Marmara Denizi‘nde son yıllarda artan müsilaj ve kötü koku sorunlarının ardındaki önemli bir etken, Adalar’dan ve diğer sahil şeritlerinden tam arıtılmadan denize bırakılan atık sular. Adalar’da Büyükada açıklarına bırakılan atıksular böyle görüntülenmişti.
Büyükada’da, derin deniz deşarj hattı, Kartal istikametine doğru 2200 metre uzaklıkta ve 60 metre derinlikte atıkların denize boşaltılmasını sağlıyor. Bu atık sular, akıntılarla doğrudan sahillere ulaşarak çevre kirliliğini ve ekosistemdeki dengesizlikleri artırıyor.
Diğer Adaların deşarj hatları ise, Kınalıada, Burgazadası ve Heybeliada’dan gelen atık sular, Yalova istikametine doğru boşaltılıyor. Tam arıtılmadan denize boşaltılan atıksular, Marmara Denizi’nin ekolojik dengesini ciddi şekilde tehdit ediyor.

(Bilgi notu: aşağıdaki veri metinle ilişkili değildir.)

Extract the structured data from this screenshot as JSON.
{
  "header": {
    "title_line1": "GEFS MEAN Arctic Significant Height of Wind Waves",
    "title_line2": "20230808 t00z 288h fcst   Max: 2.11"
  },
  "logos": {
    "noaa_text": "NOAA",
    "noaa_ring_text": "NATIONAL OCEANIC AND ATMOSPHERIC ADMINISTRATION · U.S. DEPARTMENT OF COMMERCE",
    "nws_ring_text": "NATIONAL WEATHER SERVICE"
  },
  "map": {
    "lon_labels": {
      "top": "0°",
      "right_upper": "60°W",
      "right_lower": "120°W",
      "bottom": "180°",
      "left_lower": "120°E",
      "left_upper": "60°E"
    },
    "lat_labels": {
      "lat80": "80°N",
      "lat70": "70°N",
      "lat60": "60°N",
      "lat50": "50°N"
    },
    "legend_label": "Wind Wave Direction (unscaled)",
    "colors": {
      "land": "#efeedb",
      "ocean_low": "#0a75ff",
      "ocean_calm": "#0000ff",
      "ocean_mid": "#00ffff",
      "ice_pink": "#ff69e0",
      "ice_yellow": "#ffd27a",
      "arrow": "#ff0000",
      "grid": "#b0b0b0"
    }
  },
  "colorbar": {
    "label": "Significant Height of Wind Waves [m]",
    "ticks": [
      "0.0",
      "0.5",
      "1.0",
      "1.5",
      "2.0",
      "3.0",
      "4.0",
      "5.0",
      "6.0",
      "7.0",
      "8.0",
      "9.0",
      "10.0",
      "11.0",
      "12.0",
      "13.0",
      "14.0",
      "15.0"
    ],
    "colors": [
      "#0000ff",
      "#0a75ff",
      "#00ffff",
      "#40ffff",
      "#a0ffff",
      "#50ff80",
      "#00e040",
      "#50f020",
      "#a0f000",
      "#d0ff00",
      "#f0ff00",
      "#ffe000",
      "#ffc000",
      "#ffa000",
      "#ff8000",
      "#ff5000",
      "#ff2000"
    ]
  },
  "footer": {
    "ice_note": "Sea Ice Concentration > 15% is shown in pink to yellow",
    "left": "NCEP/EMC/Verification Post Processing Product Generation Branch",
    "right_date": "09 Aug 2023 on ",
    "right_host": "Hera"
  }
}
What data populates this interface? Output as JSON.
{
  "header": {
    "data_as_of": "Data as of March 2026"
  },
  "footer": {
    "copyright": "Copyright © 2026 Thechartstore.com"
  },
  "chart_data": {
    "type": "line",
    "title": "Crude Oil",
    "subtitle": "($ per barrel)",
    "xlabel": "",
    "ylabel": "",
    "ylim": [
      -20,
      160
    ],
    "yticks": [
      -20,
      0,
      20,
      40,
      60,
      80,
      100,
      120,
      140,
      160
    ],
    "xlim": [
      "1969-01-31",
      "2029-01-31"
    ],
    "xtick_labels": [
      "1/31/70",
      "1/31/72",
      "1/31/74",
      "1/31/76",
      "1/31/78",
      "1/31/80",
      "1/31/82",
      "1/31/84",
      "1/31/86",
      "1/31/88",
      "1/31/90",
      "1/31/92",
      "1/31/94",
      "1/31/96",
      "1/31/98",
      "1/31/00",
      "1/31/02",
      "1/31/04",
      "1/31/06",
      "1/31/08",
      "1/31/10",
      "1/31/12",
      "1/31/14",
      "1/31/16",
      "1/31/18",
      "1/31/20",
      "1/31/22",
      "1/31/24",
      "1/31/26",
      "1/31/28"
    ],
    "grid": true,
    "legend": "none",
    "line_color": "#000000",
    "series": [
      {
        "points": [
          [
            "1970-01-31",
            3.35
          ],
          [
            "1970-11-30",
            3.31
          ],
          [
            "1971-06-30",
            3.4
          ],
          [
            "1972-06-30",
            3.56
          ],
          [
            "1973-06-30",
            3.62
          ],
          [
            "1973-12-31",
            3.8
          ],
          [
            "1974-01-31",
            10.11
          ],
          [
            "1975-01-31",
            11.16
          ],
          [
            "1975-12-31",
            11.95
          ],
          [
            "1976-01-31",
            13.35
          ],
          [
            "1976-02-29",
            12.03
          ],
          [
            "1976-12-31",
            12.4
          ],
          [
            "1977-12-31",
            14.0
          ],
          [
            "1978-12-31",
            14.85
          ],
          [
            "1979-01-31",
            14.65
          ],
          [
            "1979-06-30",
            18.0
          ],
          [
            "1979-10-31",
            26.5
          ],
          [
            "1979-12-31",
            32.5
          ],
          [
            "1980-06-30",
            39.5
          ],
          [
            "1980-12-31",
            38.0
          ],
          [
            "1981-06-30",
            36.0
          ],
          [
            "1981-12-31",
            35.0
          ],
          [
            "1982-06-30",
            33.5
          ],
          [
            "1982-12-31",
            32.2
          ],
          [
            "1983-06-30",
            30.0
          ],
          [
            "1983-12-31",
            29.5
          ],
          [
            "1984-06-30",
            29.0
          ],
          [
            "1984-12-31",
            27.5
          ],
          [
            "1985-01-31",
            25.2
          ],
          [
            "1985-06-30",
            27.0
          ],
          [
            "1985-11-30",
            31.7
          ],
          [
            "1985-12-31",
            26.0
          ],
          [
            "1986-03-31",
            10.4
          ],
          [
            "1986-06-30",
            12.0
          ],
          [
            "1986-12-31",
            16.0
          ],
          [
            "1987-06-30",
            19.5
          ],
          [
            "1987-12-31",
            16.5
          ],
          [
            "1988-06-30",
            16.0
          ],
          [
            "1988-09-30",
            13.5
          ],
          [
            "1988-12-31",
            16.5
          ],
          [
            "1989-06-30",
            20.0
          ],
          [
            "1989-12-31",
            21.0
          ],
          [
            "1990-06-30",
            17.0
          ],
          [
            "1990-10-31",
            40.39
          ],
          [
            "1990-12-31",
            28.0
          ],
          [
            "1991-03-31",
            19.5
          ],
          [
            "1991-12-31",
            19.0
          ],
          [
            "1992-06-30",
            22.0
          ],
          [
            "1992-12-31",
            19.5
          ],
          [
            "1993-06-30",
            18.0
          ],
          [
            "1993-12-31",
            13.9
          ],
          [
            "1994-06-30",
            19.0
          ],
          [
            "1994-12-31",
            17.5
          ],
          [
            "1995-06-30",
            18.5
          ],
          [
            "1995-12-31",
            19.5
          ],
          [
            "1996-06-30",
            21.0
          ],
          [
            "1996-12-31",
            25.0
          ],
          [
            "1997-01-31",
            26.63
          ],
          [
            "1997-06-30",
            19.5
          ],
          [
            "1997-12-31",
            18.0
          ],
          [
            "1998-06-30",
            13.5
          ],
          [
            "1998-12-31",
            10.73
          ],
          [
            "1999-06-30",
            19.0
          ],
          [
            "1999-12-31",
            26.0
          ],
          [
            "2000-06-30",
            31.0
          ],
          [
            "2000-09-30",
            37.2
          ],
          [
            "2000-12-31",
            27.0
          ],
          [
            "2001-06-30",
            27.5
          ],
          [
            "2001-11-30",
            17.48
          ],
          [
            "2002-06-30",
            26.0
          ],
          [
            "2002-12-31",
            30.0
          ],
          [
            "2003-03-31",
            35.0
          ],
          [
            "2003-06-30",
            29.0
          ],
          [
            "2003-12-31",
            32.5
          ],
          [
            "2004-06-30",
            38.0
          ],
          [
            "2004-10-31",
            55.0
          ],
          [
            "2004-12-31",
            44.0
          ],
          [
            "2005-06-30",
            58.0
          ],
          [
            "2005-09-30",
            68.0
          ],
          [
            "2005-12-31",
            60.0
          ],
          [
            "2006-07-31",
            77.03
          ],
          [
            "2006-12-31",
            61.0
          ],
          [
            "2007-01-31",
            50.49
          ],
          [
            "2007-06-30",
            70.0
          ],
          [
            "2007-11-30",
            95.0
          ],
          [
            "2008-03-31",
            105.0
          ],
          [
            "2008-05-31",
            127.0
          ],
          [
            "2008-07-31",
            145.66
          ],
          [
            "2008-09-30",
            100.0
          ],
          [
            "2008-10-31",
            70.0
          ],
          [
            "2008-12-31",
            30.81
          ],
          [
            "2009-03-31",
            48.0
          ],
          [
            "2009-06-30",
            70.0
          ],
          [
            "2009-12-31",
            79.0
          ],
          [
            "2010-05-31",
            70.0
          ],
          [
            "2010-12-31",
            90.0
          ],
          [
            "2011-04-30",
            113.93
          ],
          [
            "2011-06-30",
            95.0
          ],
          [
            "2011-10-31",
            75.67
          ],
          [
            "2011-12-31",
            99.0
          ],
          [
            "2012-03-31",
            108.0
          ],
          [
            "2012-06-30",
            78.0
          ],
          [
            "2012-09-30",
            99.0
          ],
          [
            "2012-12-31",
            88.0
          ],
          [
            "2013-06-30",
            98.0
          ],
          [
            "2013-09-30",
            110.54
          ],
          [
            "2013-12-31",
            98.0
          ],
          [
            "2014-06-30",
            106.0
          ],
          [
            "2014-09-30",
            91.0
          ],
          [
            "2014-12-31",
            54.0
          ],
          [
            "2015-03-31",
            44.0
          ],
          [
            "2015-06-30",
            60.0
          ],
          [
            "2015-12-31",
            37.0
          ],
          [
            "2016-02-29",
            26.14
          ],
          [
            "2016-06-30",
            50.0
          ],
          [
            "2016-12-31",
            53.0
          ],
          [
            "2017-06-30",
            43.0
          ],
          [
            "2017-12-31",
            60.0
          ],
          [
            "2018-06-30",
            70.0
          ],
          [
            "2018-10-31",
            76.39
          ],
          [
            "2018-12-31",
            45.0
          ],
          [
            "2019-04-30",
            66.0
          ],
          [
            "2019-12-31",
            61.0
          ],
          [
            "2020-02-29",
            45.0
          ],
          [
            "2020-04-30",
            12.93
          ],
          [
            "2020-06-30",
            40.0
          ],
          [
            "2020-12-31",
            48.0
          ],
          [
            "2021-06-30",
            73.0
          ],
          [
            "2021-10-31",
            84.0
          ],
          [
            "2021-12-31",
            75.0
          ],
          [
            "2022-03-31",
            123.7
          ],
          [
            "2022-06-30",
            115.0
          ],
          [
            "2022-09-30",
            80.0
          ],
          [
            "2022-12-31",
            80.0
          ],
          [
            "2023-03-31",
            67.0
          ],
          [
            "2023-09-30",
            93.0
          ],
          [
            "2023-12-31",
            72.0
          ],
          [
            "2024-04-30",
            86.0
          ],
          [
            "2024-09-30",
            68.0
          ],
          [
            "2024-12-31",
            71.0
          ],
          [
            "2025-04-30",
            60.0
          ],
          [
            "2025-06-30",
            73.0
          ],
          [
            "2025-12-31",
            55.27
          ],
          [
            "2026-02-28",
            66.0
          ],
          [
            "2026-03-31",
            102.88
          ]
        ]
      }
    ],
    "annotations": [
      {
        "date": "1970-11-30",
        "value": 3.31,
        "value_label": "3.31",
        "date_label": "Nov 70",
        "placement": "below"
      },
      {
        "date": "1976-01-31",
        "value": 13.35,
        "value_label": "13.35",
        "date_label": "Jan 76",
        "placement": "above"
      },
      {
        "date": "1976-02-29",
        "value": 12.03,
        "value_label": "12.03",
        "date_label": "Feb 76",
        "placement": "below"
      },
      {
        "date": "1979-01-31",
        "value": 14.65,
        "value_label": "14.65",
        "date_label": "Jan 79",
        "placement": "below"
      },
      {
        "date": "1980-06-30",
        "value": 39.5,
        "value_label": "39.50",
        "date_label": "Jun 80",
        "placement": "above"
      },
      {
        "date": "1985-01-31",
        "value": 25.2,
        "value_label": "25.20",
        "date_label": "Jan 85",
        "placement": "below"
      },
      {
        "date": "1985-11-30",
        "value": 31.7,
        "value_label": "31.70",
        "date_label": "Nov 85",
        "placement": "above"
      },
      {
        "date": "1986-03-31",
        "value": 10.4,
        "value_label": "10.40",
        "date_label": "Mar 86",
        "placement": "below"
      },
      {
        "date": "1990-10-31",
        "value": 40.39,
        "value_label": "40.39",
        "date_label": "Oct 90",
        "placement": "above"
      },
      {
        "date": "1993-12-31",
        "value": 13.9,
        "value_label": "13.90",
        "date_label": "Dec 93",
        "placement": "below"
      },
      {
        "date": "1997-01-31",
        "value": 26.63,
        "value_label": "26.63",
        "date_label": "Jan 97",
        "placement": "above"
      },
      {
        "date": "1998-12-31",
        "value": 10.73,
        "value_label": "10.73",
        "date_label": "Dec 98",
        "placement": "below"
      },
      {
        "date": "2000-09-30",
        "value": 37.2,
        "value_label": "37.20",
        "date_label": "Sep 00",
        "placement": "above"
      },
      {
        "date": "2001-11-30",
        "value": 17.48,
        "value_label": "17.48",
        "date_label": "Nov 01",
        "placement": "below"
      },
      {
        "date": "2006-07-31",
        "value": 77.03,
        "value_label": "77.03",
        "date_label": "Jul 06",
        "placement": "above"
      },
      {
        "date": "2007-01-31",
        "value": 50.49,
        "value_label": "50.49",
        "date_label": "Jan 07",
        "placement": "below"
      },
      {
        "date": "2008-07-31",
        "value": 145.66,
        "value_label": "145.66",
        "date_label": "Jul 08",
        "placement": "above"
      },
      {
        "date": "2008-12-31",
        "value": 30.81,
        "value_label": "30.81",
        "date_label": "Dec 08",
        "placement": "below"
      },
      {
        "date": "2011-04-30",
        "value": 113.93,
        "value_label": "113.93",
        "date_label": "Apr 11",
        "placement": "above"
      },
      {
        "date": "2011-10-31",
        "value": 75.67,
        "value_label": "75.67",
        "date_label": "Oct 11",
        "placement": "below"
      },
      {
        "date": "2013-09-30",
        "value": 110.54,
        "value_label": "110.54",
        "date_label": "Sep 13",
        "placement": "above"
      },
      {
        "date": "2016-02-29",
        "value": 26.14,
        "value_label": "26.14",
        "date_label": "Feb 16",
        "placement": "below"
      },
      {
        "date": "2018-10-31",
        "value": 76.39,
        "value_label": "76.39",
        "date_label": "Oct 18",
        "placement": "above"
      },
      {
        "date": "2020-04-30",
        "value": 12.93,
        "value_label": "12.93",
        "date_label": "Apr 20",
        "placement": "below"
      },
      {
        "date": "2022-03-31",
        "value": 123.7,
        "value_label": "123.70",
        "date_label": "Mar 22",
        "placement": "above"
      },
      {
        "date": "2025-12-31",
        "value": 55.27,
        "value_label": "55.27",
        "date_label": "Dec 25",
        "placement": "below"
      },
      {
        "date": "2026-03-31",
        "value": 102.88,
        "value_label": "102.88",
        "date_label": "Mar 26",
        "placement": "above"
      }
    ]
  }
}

Marmara Denizi’nde görülen müsilaj sorunu, bu deşarj yöntemlerinin doğrudan bir sonucu olarak değerlendiriliyor. Deniz suyunun kirlenmesi, biyolojik çeşitliliği olumsuz etkiliyor ve deniz ekosisteminin sürdürülebilirliğini tehdit ediyor. Bu durum, sadece çevresel değil, aynı zamanda turizm, balıkçılık ve halk sağlığı üzerinde de olumsuz etkiler bırakıyor.
Yetkililer ve çevre örgütleri, daha sürdürülebilir çözümler üzerinde çalışmalı; atık su arıtma tesislerinin kapasitelerinin artırılması ve deniz deşarj yöntemlerinin yeniden gözden geçirilmesi gerektiğini vurguluyor. Çevre bilincinin artırılması ve kirliliğin önlenmesi için acil önlemler alınmalıdır.
Marmara Denizi’nin geleceği, bugün alınacak kararlar ve uygulanacak politikalara bağlı. Bu bağlamda, her birimizin çevreye karşı sorumluluğunu hatırlamak ve doğayı korumak için adımlar atmak büyük önem taşıyor.